In this photo released by the South Korean Unification Ministry, the head of North Korea's delegation Kim Song Hye, center, shakes hands with South Korean delegate Kwon Young-yang, right, as South Korea's Unification Policy Officer Chun Hae-sung, second from right, shakes hands with an unidentified North Korean officer, left, upon their arrival for a meeting at the southern side of Panmunjom, which has separated the two Koreas since the Korean War, in Paju, north of Seoul, South Korea, Sunday, June 9, 2013 (Photo: AP)
Just hours before North and South Korea are scheduled to hold their first high-level talks for six years, it was still unclear Tuesday exactly who would be doing the talking.
A five-member North Korean negotiating team is supposed to cross the land border early Wednesday morning and drive down to the South Korean capital where the talks are to be held in the Grand Hilton hotel in Seoul.
After a lengthy delay, the two sides finally exchanged lists identifying the proposed members of their respective delegations on Tuesday afternoon.
"But the North said it had an issue with the chief delegate from our side," a South Korean government official said without elaborating.
"Since then, exchanges between the two sides have been continuing," the official told AFP on condition of anonymity.
Neither list was made public.
After months of elevated military tensions that triggered dramatic threats of nuclear war, it is enough for many on the Korean peninsula and beyond that the two Koreas are holding any sort of dialogue at all.
But if both sides are sincere about making tangible progress, then their delegations need to be headed by someone with the authority to negotiate and make decisions.
South Korea had wanted the two-day talks to be between its pointman on North Korea, Unification Minister Ryoo Kihl-Jae, and his counterpart in Pyongyang, Kim Yang-Gon.

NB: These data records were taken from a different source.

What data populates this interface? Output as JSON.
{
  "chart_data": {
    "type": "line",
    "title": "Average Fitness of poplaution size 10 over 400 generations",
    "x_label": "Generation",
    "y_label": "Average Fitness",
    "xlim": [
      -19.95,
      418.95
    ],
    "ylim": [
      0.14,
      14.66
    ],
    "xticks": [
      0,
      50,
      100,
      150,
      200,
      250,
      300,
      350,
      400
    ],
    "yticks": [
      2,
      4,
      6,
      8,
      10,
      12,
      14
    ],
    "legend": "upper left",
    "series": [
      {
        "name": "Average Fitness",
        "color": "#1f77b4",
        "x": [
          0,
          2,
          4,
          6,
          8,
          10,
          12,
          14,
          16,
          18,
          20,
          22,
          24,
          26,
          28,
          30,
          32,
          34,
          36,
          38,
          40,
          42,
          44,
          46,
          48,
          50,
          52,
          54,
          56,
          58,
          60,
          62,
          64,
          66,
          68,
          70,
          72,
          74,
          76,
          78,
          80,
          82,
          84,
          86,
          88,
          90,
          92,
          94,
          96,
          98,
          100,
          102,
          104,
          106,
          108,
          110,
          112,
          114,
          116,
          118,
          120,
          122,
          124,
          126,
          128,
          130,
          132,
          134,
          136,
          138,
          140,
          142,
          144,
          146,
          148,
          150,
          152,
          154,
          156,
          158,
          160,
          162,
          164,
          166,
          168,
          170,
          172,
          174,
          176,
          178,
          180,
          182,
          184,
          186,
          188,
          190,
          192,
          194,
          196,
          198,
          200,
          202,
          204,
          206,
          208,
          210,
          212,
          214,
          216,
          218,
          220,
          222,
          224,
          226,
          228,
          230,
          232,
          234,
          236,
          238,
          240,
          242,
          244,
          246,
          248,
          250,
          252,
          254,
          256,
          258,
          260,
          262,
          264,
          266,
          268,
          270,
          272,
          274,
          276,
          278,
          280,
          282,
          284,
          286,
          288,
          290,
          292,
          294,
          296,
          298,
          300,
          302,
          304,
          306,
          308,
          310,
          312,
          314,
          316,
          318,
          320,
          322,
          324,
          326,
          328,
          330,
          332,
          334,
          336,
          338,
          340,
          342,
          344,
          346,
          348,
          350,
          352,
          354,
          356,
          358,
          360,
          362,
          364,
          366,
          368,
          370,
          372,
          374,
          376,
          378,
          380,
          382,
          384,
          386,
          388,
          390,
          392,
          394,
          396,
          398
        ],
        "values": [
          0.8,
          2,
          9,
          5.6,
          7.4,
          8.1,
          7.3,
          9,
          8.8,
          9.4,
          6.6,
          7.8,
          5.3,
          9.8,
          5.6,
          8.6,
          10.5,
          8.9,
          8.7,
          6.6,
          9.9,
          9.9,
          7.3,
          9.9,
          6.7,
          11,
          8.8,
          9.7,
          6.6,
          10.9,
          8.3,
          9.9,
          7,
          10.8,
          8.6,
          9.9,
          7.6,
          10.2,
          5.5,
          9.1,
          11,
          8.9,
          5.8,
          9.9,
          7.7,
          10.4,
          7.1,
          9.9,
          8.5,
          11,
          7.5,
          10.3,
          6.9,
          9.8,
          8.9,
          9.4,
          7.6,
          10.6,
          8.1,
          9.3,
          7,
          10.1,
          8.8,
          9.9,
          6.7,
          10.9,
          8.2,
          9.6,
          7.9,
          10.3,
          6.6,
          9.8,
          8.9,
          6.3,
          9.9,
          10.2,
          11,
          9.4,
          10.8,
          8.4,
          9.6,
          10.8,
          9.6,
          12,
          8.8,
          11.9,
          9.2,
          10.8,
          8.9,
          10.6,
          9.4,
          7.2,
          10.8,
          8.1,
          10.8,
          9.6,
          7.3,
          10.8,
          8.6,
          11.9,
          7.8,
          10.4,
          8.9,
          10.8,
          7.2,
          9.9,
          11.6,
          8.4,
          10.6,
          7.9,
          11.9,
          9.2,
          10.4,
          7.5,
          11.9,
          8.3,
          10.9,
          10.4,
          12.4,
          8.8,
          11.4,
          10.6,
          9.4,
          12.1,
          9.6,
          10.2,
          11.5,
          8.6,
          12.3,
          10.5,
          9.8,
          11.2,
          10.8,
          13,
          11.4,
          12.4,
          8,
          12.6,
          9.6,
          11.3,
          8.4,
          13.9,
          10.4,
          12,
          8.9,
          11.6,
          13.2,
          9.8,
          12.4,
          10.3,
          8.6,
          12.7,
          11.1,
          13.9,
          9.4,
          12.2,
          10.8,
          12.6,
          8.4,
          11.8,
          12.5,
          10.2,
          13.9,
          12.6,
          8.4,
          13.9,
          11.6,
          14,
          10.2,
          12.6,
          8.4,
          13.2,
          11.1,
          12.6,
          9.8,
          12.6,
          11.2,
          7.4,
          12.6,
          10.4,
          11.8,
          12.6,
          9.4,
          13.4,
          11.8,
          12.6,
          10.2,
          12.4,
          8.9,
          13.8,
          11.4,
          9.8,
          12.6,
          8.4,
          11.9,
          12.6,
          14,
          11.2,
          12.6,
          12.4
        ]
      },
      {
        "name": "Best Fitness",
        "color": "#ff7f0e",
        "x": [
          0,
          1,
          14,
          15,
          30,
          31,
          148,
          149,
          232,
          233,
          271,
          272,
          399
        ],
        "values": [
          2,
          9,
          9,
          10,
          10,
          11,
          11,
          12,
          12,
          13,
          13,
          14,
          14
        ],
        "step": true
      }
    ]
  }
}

A dialogue at that ministerial level has not been held since 2007.
But North Korea refused, and the two sides ended up agreeing to field government officials with some ill-defined responsibility for inter-Korean affairs.
The lack of clarity was clearly behind Tuesday's continued haggling over the chief delegates, and demonstrated the deep level of mistrust that still dominates inter-Korean relations.
The talks in Seoul are supposed to focus on a pair of suspended joint commercial projects, including the Kaesong industrial complex that North Korea effectively closed in April at the height of the recent tensions.
South Korean President Park Geun-Hye said Tuesday she hoped the talks would mark a "first step" in a trust-building process to bring some permanent level of peace and stability to the Korean peninsula.
Park insists substantive dialogue on wider issues can only take place if the North shows some tangible commitment to abandoning its nuclear weapons programme.